Vin Diesel isn’t your typical action hero. It has been just over a decade since he swept into Hollywood out of nowhere, nailing the trifecta of iconic Hollywood blockbuster Saving Private Ryan, high-grossing action movie Pitch Black and dialogue-heavy drama Boiler Room within two years.

Despite his action-hero status, though, he’s at his best playing anti-heroes. Riddick in Pitch Black, Xander Cage in xXx and Fast & Furious’s Dominic Toretto are all law-breakers, and even the Iron Giant – which he voiced in the 1999 movie – was (spoiler alert!) a weapon designed to wipe out humanity. His physique helps, obviously, but does he worry about being typecast? Not really. ‘Being a physical presence will rule you out of a lot of roles,’ Diesel tells MF. ‘I couldn’t have done Ferris Bueller’s Day Off. But I like it as part of me – it’s part of what I represent. And I think if Humphrey Bogart were around today, he’d be a lot bigger – play to your strength.

The impressive gym in Diesel’s garage is a sign that he has embraced his place in the industry. ‘Hollywood is more concerned about its male actors being in shape than its female actors,’ he says. In his early life, Diesel was a serious gym-goer who built muscle as his main hobby and made ends meet as a bouncer in the New York club scene. ‘My only senses of gratification in my early life, for the most part, were my body and women,’ says Diesel. ‘That was it.’ 

That might give a misleading impression of the man, though. In fact, he grew up surrounded by creative minds in a community of artists in Manhattan’s West Village.
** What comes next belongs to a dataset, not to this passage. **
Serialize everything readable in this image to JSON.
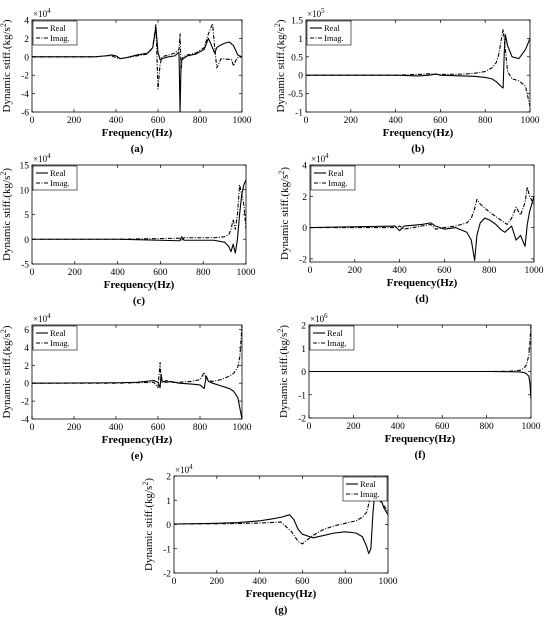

His stepfather, a drama instructor at New York University, taught him to take acting seriously, and his mother wouldn’t let him play sports growing up. As a struggling actor, he used that gravel voice as a telemarketer so he could save enough money to write, direct and star in his first film, Multi-Facial, an exploration of his own struggles with racial identity.

Today, with head-busting action roles coming so easily, it isn’t surprising that opportunities to see Vin Diesel the serious actor are few and far between. ‘This is a mafia industry,’ he says. ‘When studios feel they can keep the lights on by putting you in certain roles, they do.’ Boiler Room director Ben Younger agrees. ‘If you’ve seen Boiler Room you have an idea of what Vin’s capable of. He can do anything: if he’d wanted to be a character actor he could have done that the rest of his life.’

Part of the reason Diesel nails his roles is the way he prepares. When gearing up to play Dominic Toretto, his Cuban character in the Fast films, Diesel spent time in Cuba, soaking up the culture. For his part in the upcoming Riddick, Diesel isolated himself in Red Hook in upstate New York for months. ‘People on Facebook knew I was MIA,’ he says. ‘I was up in the woods, maybe 30 miles from the Catskill Mountains – there are only black bears up there.’

For now, Diesel intends to have fun playing the roles he’s been granted. He’s a producer on both the Fast and Riddick franchises, and that allows him to take the films in the directions he wants to go. ‘There were scenes on Fast 6 that were so dangerous that if the studio really knew I was doing them they would have shut down production,’ he says. ‘There were days when I came home and looked at my kids and hugged them and thought “Is it accceptable that I risk my life like that for the sake of art?”

Nowadays Diesel, a father of two, focuses on his home life but that hasn’t stopped him using his spare time to plot a trilogy of his own, about the Carthaginian military leader Hannibal. He has talked with Quentin Tarantino, among others, as a potential director. It’s an opportunity for him to test his mettle in a challenging new role. ‘My chief concern is making things that are significant and allow people to escape in a real way,’ he says. He admits he’d like to do more indie roles, but in the meantime he’ll keep playing the anti-hero onscreen – and the hero off it.

In the aftermath of Hurricane Sandy, which hit the eastern US last October, he sent funds to cover two weeks’ worth of food for the residents of the New York community he was raised in. He and his stepfather also established a film academy in the Dominican Republic through Diesel’s One Race Global Film Foundation, which trains aspiring filmmakers. So he’s clearly a nice guy who’s great at being bad. And in Hollywood that can open a lot of doors.

Get shoulders like Vin Diesel Want massive shoulders like Diesel? They’re more vulnerable than your other big muscles, so injury-proof and build them in just three moves

Dumbbell halo
Reps 5 (each side) sets 3
Hold a dumbbell with both hands and circle it around your head.

YTWL
Reps 5 sets 3  
Lie face-down on a bench set at 45˚ with your arms hanging straight down, holding a dumbbell in each hand. With your thumbs pointing to the ceiling, raise your arms to form a Y. Lower, then form a T, then a W. Finally, do an I.

Wall Angel 
Reps 5 sets 3
Stand with your upper body and bum against a wall and your feet five to ten centimetres away from it for balance. Your arms should be at either side of your body and also flat against the wall with your palms facing out. Slowly raise your arms up in a semi-circular movement staying in constant contact with the wall. Allow them to touch above your head.